Do you want to eat out tonight? – No, I don’t feel like it.
Although it can be used on its own, it is often combined with the preposition di and an additional clause. For example:
- Non mi va di andare al lavoro. = I don’t feel like going to work.
- Non mi va di mangiare la pizza. = I don’t fancy eating pizza.
- Non mi va di vedere questa trasmissione. = I don’t feel like watching this program.
Italians often stick the adverb tanto (much, a lot) onto the end to tone down the bluntness the phrase.
Non mi va tanto di vedere un film.
I don’t really feel like watching a movie.
Be aware that this phrase is only used for momentary feelings or whims, not long term plans that require careful thought. For example, it would be somewhat strange to say Non mi va di iscrivermi all’università (I don’t feel like registering for university) because entering university is something that calls for careful planning.

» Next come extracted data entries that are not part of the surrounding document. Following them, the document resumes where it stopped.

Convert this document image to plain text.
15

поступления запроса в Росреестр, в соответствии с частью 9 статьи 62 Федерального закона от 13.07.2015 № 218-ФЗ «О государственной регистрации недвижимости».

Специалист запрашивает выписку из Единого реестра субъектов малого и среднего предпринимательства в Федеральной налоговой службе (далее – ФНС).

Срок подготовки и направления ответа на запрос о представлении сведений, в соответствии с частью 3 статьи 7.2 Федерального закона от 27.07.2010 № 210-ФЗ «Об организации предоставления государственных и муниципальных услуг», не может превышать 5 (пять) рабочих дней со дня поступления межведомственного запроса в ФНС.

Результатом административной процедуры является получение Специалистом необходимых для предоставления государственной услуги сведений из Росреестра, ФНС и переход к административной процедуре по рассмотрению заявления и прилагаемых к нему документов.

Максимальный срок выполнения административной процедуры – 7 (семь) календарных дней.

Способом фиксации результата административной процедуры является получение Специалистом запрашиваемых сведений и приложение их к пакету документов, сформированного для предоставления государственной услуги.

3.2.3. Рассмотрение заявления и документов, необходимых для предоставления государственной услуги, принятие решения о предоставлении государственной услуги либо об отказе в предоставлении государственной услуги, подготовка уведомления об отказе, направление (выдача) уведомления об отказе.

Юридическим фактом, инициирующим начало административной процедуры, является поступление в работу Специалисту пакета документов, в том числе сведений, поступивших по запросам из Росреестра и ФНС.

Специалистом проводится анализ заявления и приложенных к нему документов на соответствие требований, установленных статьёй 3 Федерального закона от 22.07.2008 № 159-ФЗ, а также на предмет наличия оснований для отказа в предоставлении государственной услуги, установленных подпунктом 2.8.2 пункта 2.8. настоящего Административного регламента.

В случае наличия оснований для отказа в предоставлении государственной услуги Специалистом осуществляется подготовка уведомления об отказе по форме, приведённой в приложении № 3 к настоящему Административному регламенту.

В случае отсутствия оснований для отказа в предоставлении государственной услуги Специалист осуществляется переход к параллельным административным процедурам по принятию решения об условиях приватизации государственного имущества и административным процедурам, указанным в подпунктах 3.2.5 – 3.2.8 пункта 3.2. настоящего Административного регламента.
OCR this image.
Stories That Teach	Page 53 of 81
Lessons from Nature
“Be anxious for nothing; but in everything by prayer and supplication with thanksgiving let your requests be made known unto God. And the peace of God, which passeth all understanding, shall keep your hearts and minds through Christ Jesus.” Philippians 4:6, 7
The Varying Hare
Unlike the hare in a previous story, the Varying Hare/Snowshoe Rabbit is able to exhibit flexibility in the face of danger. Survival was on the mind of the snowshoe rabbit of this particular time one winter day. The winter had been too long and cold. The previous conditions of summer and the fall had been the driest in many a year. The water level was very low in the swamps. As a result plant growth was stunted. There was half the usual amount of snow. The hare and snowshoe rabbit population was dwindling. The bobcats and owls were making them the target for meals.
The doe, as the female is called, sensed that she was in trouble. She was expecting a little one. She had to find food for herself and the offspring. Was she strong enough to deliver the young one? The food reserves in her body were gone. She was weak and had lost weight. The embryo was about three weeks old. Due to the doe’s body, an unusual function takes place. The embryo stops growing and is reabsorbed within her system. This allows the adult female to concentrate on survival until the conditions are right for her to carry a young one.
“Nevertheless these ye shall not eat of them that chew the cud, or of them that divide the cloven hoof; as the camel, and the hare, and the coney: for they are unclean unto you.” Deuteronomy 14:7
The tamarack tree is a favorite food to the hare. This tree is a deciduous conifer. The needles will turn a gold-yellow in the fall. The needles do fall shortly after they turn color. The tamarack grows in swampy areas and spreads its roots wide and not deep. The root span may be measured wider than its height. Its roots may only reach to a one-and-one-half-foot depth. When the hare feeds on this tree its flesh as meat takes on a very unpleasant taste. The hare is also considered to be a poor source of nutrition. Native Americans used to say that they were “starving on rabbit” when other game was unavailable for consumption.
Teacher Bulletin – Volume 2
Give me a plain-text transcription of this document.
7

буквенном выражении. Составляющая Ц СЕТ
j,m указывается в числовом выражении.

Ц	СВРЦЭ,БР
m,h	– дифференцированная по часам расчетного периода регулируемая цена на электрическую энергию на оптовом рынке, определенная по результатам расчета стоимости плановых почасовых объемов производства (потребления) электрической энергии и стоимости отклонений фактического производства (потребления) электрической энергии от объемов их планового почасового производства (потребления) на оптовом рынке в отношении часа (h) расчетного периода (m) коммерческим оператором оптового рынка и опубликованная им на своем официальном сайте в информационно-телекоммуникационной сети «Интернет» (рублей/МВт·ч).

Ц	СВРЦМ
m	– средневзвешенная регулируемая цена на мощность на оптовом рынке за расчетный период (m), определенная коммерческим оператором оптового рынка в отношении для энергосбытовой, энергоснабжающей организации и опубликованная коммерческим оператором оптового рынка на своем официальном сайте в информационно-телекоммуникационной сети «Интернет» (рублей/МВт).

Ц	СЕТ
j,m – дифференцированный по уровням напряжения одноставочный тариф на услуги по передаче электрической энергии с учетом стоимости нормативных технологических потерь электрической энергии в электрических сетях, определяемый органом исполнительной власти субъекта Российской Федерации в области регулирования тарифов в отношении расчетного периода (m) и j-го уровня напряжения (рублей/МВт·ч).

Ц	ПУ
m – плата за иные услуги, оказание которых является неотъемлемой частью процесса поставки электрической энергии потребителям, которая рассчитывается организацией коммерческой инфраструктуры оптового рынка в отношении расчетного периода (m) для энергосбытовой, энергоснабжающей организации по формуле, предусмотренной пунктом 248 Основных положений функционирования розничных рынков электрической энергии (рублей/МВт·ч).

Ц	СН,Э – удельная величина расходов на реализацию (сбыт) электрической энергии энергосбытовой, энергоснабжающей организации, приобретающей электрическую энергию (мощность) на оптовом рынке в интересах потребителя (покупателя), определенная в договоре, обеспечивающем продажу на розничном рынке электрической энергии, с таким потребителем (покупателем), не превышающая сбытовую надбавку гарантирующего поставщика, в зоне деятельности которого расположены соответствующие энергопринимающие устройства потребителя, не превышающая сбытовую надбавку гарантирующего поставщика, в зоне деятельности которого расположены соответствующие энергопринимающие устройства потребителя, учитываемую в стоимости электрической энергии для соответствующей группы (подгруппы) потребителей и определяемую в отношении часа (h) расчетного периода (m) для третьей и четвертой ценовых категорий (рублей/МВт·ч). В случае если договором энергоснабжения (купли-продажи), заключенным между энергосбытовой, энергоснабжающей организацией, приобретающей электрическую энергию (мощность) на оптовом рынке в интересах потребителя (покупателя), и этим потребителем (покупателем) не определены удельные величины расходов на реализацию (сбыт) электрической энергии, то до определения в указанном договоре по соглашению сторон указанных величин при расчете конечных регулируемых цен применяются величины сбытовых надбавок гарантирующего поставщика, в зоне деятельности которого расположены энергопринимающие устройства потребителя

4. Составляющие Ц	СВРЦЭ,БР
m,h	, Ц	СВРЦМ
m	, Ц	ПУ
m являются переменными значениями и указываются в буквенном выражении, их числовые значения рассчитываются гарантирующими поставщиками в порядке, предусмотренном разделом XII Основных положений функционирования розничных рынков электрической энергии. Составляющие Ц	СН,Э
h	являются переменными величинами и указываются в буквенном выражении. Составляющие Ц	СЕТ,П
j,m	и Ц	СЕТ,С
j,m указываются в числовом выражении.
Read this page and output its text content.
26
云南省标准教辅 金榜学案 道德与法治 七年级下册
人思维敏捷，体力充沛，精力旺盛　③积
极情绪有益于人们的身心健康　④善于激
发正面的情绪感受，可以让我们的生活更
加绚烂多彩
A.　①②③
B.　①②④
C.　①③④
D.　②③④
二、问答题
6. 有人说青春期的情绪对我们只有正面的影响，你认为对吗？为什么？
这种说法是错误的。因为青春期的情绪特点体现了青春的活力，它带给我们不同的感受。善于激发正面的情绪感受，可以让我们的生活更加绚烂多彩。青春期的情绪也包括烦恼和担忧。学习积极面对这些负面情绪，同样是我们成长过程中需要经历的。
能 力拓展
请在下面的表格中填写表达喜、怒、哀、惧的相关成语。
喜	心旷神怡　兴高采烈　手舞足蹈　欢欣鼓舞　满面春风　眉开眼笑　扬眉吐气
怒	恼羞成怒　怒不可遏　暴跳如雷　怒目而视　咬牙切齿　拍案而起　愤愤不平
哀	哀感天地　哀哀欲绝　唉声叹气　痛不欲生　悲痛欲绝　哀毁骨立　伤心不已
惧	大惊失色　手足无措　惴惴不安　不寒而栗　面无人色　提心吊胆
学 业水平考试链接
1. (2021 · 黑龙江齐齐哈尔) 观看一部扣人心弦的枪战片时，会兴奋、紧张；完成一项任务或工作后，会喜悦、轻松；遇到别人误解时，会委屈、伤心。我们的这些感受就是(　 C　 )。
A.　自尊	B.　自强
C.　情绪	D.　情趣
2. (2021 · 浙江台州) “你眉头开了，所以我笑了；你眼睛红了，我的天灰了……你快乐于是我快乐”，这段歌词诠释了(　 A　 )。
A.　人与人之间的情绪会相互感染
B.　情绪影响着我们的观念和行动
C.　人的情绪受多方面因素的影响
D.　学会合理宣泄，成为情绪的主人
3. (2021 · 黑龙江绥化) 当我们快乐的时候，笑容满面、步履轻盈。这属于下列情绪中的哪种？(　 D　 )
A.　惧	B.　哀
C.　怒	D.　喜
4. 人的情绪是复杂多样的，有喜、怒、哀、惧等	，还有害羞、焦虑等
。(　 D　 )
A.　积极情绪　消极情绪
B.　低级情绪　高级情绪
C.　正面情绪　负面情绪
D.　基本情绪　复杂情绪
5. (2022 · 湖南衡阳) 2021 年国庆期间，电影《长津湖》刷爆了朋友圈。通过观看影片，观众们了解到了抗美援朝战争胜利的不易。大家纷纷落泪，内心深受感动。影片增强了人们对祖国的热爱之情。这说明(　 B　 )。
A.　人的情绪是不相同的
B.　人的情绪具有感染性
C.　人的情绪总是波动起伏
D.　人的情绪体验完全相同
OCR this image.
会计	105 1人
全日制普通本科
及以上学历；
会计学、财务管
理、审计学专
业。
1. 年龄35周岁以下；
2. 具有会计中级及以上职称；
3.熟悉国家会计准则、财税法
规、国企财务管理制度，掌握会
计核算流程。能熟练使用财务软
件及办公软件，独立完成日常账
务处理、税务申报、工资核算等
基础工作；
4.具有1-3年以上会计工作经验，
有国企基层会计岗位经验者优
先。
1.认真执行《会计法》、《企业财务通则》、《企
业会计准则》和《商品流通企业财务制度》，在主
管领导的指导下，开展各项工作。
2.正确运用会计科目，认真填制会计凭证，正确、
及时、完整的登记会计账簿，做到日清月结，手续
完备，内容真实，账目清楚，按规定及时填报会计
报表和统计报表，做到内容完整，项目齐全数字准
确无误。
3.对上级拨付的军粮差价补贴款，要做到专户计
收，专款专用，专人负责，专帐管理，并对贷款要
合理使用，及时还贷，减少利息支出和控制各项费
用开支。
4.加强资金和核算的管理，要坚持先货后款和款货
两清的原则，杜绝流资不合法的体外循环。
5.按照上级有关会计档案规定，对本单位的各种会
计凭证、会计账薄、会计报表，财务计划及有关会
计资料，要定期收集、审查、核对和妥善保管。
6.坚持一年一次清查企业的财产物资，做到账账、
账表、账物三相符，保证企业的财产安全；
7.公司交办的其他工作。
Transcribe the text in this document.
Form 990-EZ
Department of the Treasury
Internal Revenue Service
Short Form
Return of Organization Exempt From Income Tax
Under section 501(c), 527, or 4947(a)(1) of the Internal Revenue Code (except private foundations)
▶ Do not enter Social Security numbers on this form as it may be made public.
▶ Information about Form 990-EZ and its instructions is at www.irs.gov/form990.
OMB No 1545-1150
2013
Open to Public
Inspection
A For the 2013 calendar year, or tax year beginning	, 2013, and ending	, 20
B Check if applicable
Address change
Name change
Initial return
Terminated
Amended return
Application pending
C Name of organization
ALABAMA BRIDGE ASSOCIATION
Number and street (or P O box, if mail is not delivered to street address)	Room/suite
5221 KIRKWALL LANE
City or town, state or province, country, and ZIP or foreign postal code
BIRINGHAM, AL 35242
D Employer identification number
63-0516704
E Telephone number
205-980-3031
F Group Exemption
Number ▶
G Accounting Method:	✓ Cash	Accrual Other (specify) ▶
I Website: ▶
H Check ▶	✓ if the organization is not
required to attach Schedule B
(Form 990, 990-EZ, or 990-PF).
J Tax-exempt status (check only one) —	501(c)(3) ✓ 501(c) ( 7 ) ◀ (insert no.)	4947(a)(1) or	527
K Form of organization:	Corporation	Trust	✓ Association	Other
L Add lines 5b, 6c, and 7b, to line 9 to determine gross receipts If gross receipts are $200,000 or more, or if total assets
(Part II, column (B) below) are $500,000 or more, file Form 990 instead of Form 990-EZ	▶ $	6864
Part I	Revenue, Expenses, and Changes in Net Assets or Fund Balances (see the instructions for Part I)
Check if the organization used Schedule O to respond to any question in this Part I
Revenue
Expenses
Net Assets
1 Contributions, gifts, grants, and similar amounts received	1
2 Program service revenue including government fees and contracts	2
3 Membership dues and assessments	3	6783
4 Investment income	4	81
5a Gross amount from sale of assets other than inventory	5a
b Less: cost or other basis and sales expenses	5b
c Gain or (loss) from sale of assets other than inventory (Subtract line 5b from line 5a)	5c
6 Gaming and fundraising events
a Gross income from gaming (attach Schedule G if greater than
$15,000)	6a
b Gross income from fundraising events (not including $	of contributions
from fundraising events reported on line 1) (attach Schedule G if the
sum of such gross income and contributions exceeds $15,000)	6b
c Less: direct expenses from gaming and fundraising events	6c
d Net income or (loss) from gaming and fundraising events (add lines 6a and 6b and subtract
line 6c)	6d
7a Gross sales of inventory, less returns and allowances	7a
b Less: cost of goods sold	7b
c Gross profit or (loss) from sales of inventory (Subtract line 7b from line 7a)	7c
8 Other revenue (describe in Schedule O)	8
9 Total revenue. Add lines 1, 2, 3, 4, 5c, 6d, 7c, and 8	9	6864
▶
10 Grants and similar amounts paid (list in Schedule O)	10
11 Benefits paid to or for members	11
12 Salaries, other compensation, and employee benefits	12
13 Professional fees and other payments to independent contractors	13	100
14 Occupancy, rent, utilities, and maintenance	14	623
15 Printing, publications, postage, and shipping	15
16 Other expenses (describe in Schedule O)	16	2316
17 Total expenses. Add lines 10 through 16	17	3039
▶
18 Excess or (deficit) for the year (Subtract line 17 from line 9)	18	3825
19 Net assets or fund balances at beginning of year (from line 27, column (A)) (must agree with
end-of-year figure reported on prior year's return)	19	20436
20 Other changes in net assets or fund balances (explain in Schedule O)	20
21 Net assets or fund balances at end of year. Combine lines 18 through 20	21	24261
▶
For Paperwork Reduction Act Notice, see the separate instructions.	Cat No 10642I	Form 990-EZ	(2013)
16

Alternative ways of saying the same thing include:
- Non me la sento di… (I don’t feel like… / I don’t feel up to…)
- Non ho voglia di… (I don’t want to…)
Of course, the affirmative phrase Mi va! exists as well, but the negative form is far more common. You are also bound to encounter the interrogative Ti va? which means Do you feel like it?
Ti va di prendere un caffè? – Sì, perché no?
Do you feel like getting a coffee? – Okay, why not?